Damals wurde der 31-jährige Fischer Mouchcine Fikri in der Presse eines Müllwagens zerquetscht, nachdem Polizisten seinen Fang beschlagnahmt und in die Presse geworfen hatten. Mit Verweis auf ein Fangverbot hätten die Polizisten den Schwertfisch beschlagnahmt und wollten ihn in der Müllpresse vernichten. Fikri versuchte, seinen wertvollen Fang zu retten. In Marokko kursieren Gerüchte, wonach die Polizisten angeordnet hätten, die Presse zu starten, nachdem Fikri hineingesprungen war.

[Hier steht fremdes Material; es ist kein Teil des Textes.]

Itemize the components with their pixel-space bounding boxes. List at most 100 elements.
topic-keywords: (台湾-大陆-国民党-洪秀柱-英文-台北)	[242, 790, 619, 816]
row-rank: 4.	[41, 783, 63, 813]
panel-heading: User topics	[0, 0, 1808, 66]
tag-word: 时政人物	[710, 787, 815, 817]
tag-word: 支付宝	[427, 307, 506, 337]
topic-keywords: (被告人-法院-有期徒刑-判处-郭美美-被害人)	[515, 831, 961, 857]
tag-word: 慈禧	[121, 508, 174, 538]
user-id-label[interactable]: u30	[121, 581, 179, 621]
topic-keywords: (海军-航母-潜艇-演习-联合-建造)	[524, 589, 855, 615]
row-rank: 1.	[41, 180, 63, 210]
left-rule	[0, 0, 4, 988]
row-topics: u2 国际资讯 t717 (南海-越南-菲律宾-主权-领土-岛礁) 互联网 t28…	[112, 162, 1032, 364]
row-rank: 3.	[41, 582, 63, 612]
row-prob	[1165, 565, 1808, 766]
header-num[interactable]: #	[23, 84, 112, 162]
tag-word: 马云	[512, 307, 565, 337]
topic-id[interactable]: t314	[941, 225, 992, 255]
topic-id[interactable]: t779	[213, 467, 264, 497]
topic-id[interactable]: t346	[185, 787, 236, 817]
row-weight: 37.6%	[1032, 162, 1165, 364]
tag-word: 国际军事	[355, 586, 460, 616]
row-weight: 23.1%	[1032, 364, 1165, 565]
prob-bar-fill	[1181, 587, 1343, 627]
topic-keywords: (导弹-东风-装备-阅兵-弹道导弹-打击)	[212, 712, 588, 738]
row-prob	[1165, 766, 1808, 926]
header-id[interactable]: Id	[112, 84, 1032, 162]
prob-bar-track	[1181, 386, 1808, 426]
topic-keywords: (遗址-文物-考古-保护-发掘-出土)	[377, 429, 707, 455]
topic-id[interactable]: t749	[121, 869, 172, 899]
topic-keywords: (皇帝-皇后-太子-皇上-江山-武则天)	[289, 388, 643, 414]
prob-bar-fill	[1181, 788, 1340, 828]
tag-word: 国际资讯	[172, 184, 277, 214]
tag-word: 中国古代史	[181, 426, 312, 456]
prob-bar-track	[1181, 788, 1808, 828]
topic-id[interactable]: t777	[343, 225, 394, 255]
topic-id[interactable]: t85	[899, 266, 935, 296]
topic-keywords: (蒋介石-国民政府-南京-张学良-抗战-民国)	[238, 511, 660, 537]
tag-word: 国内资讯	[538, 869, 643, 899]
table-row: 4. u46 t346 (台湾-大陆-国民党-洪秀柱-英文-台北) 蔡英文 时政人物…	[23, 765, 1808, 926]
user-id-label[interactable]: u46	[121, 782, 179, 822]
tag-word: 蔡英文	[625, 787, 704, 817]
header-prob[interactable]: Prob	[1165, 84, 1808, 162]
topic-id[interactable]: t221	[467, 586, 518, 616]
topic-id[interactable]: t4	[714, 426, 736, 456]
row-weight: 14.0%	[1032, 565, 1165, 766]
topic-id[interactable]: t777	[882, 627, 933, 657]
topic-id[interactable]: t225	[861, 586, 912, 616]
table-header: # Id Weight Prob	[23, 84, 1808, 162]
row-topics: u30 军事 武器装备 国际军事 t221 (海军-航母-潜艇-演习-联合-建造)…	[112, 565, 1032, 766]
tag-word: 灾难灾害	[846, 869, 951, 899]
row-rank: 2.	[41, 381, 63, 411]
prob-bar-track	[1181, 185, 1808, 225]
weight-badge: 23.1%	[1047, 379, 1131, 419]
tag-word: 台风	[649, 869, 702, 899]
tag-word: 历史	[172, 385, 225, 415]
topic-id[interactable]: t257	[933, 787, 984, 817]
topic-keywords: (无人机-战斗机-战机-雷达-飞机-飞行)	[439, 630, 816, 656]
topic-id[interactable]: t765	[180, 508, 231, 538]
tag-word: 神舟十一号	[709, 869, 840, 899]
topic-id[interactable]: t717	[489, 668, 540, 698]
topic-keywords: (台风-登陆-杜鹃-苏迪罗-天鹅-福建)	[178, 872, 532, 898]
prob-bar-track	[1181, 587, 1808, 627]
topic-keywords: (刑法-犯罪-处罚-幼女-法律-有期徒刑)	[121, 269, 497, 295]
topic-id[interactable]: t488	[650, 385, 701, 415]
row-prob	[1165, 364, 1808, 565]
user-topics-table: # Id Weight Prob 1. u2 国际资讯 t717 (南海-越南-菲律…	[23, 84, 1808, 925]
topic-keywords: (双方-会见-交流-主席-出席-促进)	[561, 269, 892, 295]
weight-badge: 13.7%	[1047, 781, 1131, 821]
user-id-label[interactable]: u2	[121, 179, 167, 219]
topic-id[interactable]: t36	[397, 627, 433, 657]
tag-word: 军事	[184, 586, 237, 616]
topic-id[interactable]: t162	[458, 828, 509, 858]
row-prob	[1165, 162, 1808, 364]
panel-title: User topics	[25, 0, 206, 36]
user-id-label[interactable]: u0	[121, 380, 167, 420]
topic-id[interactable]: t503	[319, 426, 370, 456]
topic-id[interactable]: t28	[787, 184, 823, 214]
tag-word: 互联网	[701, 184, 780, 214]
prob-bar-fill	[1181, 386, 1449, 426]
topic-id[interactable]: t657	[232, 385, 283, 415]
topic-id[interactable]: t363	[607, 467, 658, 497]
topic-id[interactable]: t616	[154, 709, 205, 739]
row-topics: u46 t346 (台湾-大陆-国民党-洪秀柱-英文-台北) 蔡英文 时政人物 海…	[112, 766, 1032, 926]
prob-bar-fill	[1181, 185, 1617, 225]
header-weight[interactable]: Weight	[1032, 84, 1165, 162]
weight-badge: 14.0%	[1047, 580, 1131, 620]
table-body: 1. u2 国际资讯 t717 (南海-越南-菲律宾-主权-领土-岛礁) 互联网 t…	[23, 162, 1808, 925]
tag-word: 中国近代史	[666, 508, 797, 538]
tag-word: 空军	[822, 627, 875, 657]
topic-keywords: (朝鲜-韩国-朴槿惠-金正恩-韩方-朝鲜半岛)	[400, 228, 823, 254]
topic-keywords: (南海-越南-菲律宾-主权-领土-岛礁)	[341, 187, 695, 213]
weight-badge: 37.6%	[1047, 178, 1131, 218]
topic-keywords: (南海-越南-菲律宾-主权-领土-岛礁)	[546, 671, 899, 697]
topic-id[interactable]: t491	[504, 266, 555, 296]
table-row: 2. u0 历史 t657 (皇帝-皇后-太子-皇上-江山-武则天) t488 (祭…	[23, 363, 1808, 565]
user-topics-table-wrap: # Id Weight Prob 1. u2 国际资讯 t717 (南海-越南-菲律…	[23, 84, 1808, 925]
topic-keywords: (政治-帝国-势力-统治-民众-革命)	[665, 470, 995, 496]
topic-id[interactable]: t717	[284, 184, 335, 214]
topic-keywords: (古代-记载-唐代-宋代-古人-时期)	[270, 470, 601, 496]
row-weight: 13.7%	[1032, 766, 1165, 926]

Sein Fall entwickelte sich anschließend zu einer Art Sinnbild für die Willkür und den Machtmissbrauch der Polizei und die wirtschaftliche Hoffnungslosigkeit in vielen Regionen Marokkos. In der nördlichen Rif-Region ist die Arbeitslosigkeit besonders hoch, Korruption grassiert und die Gesundheitsversorgung ist im Landesvergleich unterdurchschnittlich.
--- Ende Zitat ---
http://www.n-tv.de/politik/Tausende-demonstrieren-gegen-Regierung-article19870292.html


--- Zitat ---Dreitägiger Generalstreik und Proteste im Norden Marokkos

In der Stadt Al-Hoceima, im Norden Marokkos, haben Demonstranten zu einem dreitägigen Generalstreik aufgerufen. Zahlreiche Läden und Handwerker beteiligten sich am Freitag an dem Ausstand, nachdem die Behörden Anfang der Woche einen führenden politischen Aktivisten wegen Gefährdung der nationalen Sicherheit festgenommen hatten. Regierungschef Saad Eddine El Othmani versprach, auf die Forderungen der Demonstranten einzugehen, gleichzeitig aber auch für Sicherheit und Ordnung im Land zu sorgen.